Все произошло словно по волшебству. Словно незадолго до Лориного двенадцатилетия добрая фея стала каждую ночь прилетать к ней в комнату, чтобы опрыскать девочку какими-то чудодейственными снадобьями. Грудь у Лоры начала расти. В этом не было никакого сомнения. И в жизни все снова встало на свои места.
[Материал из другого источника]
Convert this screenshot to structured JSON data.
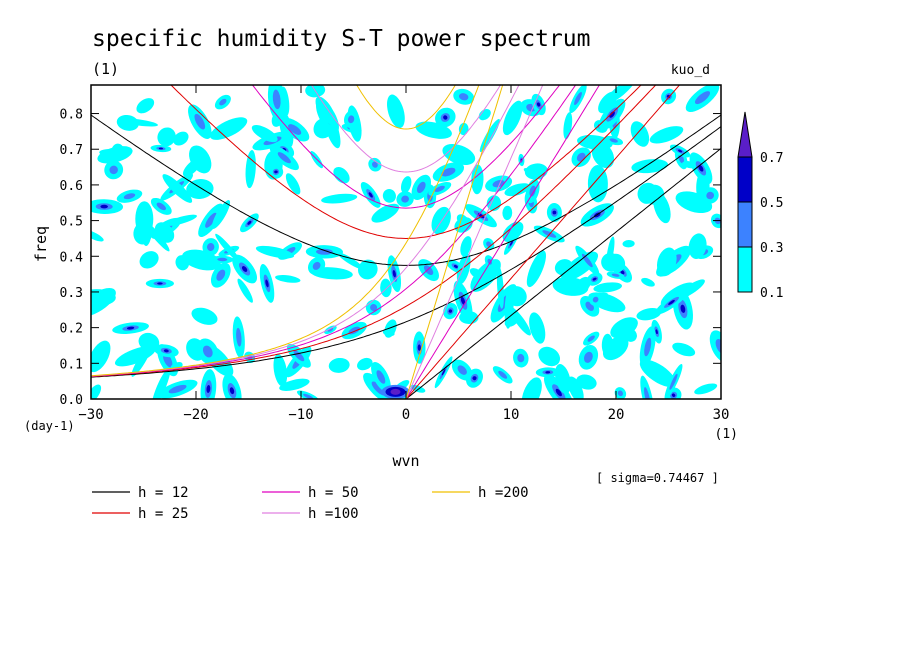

Луис замечал изменения, происходящие с дочерью, и только молча улыбался. Инес тоже видела их и с трудом сдерживала слезы.
Заметил их и Барни Ливингстон и небрежно бросил:
— Эй, Кастельяно, да у тебя сиськи выросли!
Барни также взрослел, доказательством чего служил пушок на лице, который он именовал не иначе как «борода».
Эстел сочла, что настало время Харольду проинформировать старшего сына о «правде жизни».
При воспоминании об ознакомительной лекции, прочитанной ему собственным отцом тридцать лет назад, Харольд испытывал смешанное чувство гордости и страха. Она была посвящена исключительно птичкам и пчелкам, но не содержала ни слова о роде человеческом. Но уж он-то теперь сделает все как следует.
Итак, через несколько дней, дождавшись возвращения Барни из школы, отец призвал его к себе в кабинет.
— Сынок, мне надо поговорить с тобой на одну важную тему, — начал он.
Харольд тщательно продумал предстоящий разговор. Начать он намеревался ни много ни мало с Ноева ковчега, с тем чтобы завершить свою достойную Цицерона речь проблемой взаимоотношения полов. Но при всем его педагогическом опыте он оказался не в состоянии говорить на эту тему достаточно долго и исчерпал красноречие, не дойдя даже до размножения млекопитающих.